Sisley : l’expo qu’il ne faut pas manquer
Vous avez jusqu’au 15 octobre pour vous laisser impressionner. L’Hôtel de Caumont propose à Aix une exposition remarquable Alfred Sisley l’impressionniste. Le public ne s’y est pas trompé, et ce centre d’art magnifique, fiché au cœur du quartier Mazarin, ne désemplit pas. Sisley triomphant dans la patrie de Paul Cézanne, voila un juste retour de l’histoire. Contrairement, en effet, aux Pissarro, Monet, Renoir, Van Gogh, et Cézanne justement, Sisley n’a pas eu de son vivant le succès de tous ceux qui ont initié ou participé au mouvement impressionniste. Il en est pourtant un des maîtres les plus subtils. Il y a dans son travail une pugnacité étonnante. L’artiste, aux origines en partie anglaises, s’évertue cent fois sur l’ouvrage à parfaire son approche picturale. Henri Matisse le traduit bien dans ce jugement : « Un Cézanne est un moment de l’artiste, tandis qu’un Sisley est un moment de la nature ». Tout est dit, ou presque, et les tableaux accrochés aux cimaises d’Aix racontent combien précieuse et rare est l’œuvre de Sisley. Paysagiste hors pair, il sait appréhender l’instant figé d’un monument, comme le mouvement fébrile d’un ciel changeant.

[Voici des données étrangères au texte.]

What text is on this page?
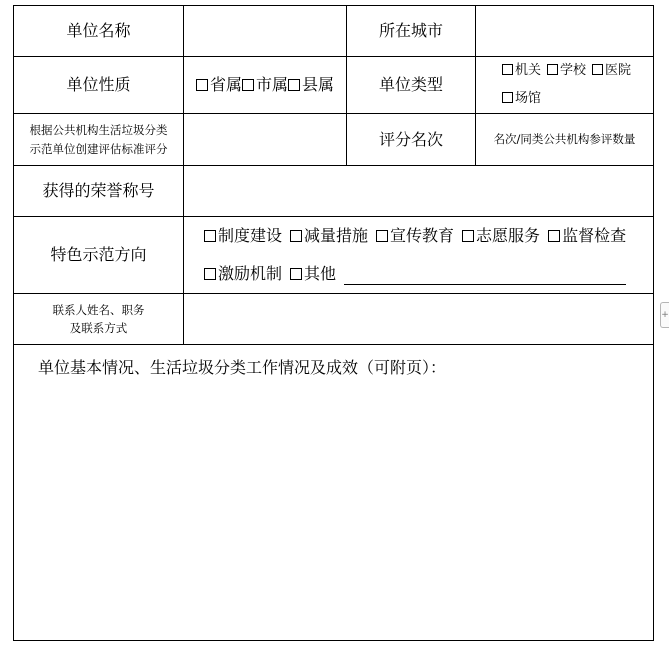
单位名称		所在城市	
单位性质	省属 市属 县属	单位类型	机关 学校 医院
场馆
根据公共机构生活垃圾分类
示范单位创建评估标准评分		评分名次	名次/同类公共机构参评数量
获得的荣誉称号			
特色示范方向	制度建设 减量措施 宣传教育 志愿服务 监督检查
激励机制 其他		
联系人姓名、职务
及联系方式			

单位基本情况、生活垃圾分类工作情况及成效（可附页）：			
+
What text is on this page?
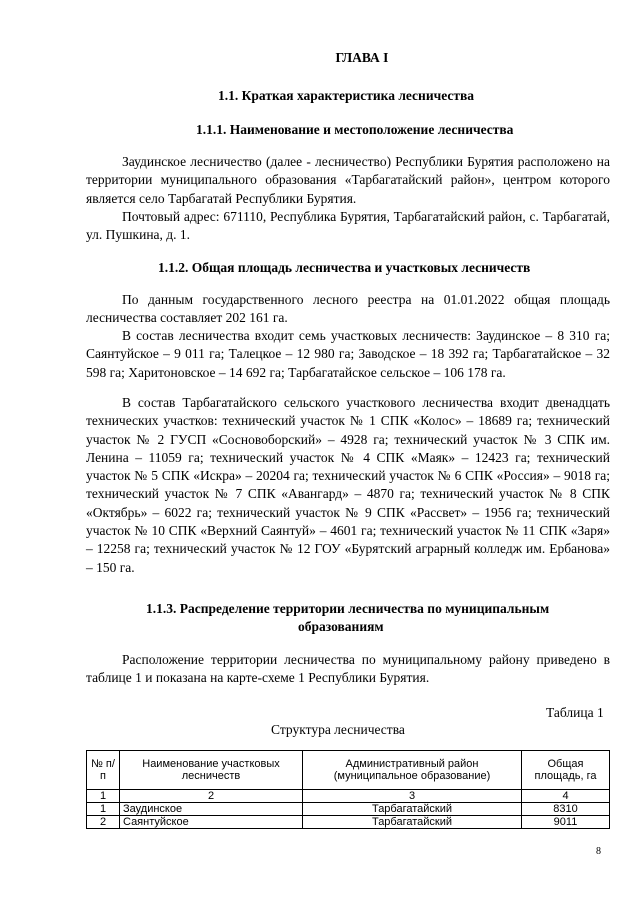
ГЛАВА I
1.1. Краткая характеристика лесничества
1.1.1. Наименование и местоположение лесничества

Заудинское лесничество (далее - лесничество) Республики Бурятия расположено на территории муниципального образования «Тарбагатайский район», центром которого является село Тарбагатай Республики Бурятия.

Почтовый адрес: 671110, Республика Бурятия, Тарбагатайский район, с. Тарбагатай, ул. Пушкина, д. 1.

1.1.2. Общая площадь лесничества и участковых лесничеств

По данным государственного лесного реестра на 01.01.2022 общая площадь лесничества составляет 202 161 га.

В состав лесничества входит семь участковых лесничеств: Заудинское – 8 310 га; Саянтуйское – 9 011 га; Талецкое – 12 980 га; Заводское – 18 392 га; Тарбагатайское – 32 598 га; Харитоновское – 14 692 га; Тарбагатайское сельское – 106 178 га.

В состав Тарбагатайского сельского участкового лесничества входит двенадцать технических участков: технический участок № 1 СПК «Колос» – 18689 га; технический участок № 2 ГУСП «Сосновоборский» – 4928 га; технический участок № 3 СПК им. Ленина – 11059 га; технический участок № 4 СПК «Маяк» – 12423 га; технический участок № 5 СПК «Искра» – 20204 га; технический участок № 6 СПК «Россия» – 9018 га; технический участок № 7 СПК «Авангард» – 4870 га; технический участок № 8 СПК «Октябрь» – 6022 га; технический участок № 9 СПК «Рассвет» – 1956 га; технический участок № 10 СПК «Верхний Саянтуй» – 4601 га; технический участок № 11 СПК «Заря» – 12258 га; технический участок № 12 ГОУ «Бурятский аграрный колледж им. Ербанова» – 150 га.

1.1.3. Распределение территории лесничества по муниципальным
образованиям

Расположение территории лесничества по муниципальному району приведено в таблице 1 и показана на карте-схеме 1 Республики Бурятия.

Таблица 1
Структура лесничества
№ п/п	Наименование участковых лесничеств	Административный район (муниципальное образование)	Общая площадь, га
1	2	3	4
1	Заудинское	Тарбагатайский	8310
2	Саянтуйское	Тарбагатайский	9011
8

La neige, le vent, l’eau sont autant d’alibis à sa vision du monde, dans lequel il pose son chevalet. Contrairement à nombre de ses pairs, Sisley n’achevait pas ses toiles en atelier, mais il se mesurait avec un entêtement fécond au sujet, qu’il immortalisait à Pontoise, Bougival, sur les bords de Seine. Le redécouvrir corrige l’injustice que son temps lui a fait. En cet été indien, la lumière de Sisley est un bonheur à déguster sans modération.